A 26 year marriage in tatters, my wife in a psychiatric clinic, my sons keeping their distance, a successful business on the brink of bankruptcy, and me feeling sick and sorry for myself, surfing the net in the early hours of the morning looking for friendship and help in crap chatrooms, bulletin boards, porn sites, and other wasted spaces. Crap in, crap out, is true not just for computers, but for me as well.

Fortunately for me, my desperate net surfing finally landed me on this AA site and I reached out for help.

I'm convinced that life is basically a simple thing, and I have to go to great lengths to stuff it up. And to my credit, I have been prepared to go to those lengths and I did successfully stuff up my life. But now I'm prepared to go to the same lengths to create peace and simplicity and to find me.

And that's what I found through AA - I belonged; my life made sense; I can see a way forward with hope. I found myself, by opening up to, and becoming mates with, a bunch of people from all walks of life, who have been where I've been and come out the other side. They don't judge me, they don't think I'm a nutter; they don't think I'm worthless and destructive. And if I'm prepared to openly ask for help and guidance, they help me help myself.

I'm an alcoholic. Alcoholism is a disease. And it can be treated - simply. It starts with my desire to stop drinking, today - not for the rest of my life. Just for today and see what happens.

If I want to drink, that's my business - and without any help from anyone, I can simply step back into the war dance with the cliff that was the first 49½ years of my life, by picking up a drink. The unpredictability, fear and guilt are waiting for me if I choose it.

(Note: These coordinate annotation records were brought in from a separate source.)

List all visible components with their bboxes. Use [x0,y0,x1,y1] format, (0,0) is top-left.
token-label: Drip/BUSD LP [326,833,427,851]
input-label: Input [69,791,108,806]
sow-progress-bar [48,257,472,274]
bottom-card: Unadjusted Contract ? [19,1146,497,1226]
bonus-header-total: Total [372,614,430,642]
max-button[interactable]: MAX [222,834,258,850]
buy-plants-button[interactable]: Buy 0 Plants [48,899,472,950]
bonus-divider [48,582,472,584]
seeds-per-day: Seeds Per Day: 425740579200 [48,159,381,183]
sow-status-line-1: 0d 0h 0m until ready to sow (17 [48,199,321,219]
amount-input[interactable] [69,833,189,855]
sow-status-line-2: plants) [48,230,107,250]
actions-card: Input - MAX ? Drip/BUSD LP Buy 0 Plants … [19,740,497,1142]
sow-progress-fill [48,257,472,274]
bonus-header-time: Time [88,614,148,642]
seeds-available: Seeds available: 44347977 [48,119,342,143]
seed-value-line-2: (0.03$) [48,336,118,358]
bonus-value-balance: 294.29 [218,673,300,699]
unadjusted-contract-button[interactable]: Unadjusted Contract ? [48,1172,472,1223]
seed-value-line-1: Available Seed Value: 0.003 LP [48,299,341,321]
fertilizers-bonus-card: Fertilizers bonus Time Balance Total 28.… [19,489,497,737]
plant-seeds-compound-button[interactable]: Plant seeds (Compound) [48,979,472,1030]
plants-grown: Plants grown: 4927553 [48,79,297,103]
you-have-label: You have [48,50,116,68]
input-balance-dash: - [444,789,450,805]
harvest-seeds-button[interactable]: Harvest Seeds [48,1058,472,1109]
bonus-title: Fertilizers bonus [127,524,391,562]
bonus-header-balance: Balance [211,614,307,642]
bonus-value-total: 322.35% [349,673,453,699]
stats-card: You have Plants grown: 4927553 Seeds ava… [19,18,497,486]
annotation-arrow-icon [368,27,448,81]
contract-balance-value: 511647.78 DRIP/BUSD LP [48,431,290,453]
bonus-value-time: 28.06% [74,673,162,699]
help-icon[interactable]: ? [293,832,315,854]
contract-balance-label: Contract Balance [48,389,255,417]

If I don't want to drink, that's my business as well - but I need help from a bunch of mates in AA who make it their business to help me get myself sober and create a wonderful life for myself. A life that is not based on fear and anger and hopelessness and powerlessness, but a life based on finding and fulfilling my potential, with a sense of communion and community with other people, one day at a time. It works. At least it has for me - twice. But I didn't get it from the Internet. I had to get off the net, ring AA, and get back in contact with people, face to face. That's my choice.